This is the repository accompanying the paper: A systematic survey of natural language processing for the Greek language by Juli Bakagianni, Kanella Pouli, Maria Gavriilidou, John Pavlopoulos, published at Patterns, 2025 📄 Open-access article
Comprehensive monolingual natural language processing (NLP) surveys are essential for assessing language-specific challenges, resource availability, and research gaps. This work introduces a generalizable framework for systematic monolingual NLP surveys, applied here to Greek NLP (2012–2023).
This repository contains the structured data collected during the survey, which is continuously updated to provide an evergreen resource for the community.
-
greek_nlp_articles.csv
A curated list of research articles (2012–2023) relevant to Greek NLP, including metadata such as title, year, venue, and task coverage. -
greek_nlp_datasets.csv
A catalog of datasets used in Greek NLP research, annotated with task type, availability, and other key attributes.

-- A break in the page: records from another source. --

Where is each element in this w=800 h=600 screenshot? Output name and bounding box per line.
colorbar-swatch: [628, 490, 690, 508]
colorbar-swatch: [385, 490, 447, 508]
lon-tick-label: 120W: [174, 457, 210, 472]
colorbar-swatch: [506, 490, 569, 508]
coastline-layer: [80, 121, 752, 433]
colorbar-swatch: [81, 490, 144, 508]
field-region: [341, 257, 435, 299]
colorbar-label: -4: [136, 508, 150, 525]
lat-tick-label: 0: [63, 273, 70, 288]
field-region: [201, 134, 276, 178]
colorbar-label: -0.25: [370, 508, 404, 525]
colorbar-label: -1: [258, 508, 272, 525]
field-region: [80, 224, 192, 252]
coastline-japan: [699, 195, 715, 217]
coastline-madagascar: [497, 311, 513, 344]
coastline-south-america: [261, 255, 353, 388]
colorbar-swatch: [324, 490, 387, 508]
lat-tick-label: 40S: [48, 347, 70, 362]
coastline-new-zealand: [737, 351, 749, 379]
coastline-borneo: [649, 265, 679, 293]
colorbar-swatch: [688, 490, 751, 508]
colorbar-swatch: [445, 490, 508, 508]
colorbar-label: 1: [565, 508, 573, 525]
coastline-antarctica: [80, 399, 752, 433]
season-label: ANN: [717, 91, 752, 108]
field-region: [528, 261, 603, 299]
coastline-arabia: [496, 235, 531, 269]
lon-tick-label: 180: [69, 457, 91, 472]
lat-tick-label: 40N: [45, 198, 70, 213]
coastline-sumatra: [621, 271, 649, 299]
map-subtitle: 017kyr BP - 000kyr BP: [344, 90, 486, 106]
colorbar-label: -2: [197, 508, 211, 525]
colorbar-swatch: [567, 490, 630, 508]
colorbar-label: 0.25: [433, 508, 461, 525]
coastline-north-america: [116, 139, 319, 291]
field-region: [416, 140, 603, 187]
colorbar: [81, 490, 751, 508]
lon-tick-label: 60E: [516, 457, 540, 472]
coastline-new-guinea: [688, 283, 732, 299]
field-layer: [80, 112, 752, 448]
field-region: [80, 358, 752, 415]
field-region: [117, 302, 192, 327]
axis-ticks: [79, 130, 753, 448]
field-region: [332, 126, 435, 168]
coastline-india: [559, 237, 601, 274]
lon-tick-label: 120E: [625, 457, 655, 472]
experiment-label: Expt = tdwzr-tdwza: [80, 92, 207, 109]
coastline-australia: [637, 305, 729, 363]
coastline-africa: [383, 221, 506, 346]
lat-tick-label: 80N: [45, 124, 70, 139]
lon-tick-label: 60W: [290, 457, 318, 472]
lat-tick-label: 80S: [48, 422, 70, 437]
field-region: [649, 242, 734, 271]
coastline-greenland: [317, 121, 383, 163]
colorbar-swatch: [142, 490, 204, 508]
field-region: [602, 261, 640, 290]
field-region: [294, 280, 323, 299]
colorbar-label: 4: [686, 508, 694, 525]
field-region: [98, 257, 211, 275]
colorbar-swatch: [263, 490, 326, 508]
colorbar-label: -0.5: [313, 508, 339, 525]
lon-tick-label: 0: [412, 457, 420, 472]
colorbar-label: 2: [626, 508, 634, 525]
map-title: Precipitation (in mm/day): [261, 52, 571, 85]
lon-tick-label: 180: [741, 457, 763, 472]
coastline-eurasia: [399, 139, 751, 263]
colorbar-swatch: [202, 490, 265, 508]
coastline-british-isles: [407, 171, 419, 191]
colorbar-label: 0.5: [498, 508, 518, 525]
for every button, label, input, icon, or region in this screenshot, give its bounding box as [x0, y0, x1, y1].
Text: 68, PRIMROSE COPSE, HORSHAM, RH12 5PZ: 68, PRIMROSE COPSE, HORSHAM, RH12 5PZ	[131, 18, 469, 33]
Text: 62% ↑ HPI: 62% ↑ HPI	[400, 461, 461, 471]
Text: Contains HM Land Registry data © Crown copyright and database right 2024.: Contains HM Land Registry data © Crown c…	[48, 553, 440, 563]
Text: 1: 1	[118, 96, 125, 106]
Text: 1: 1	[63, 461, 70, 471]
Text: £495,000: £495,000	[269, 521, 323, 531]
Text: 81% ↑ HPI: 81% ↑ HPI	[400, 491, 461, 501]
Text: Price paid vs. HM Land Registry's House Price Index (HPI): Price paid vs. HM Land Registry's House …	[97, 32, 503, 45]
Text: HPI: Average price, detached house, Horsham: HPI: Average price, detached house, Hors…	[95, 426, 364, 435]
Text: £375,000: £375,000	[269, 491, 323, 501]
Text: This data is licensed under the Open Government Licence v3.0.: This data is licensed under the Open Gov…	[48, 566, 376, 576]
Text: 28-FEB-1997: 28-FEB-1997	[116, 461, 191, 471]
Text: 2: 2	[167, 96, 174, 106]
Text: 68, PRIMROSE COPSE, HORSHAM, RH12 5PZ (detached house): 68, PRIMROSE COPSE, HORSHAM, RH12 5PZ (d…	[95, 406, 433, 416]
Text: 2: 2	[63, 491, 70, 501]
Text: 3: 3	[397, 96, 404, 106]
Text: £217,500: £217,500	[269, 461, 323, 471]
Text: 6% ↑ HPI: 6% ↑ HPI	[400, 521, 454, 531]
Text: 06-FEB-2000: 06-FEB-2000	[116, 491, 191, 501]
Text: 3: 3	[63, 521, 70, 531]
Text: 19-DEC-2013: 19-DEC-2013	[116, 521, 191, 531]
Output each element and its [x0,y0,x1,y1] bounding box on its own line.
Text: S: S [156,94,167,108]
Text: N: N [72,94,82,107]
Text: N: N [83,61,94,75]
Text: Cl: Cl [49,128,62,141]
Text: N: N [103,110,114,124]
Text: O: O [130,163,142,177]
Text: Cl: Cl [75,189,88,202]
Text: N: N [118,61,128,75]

You can easily explore the data using Python and pandas:
# Comment out below to download (inside a notebook)
#!git clone https://github.com/greek-nlp/survey.git
#%cd survey
import pandas as pd
articles = pd.read_csv("greek_nlp_articles.csv")
datasets = pd.read_csv("greek_nlp_datasets.csv")
print("Articles:", articles.shape)
print(articles.shape)
print("Datasets:", datasets.shape)
print(datasets.shape)
datasets.sample(3)If you use this resource, please cite the paper:
@article{bakagianni2025systematic,
title={A systematic survey of natural language processing for the Greek language},
author={Bakagianni, Juli and Pouli, Kanella and Gavriilidou, Maria and Pavlopoulos, John},
journal={Patterns},
year={2025},
publisher={Elsevier}
}This work is licensed under a Creative Commons Attribution 4.0 International License.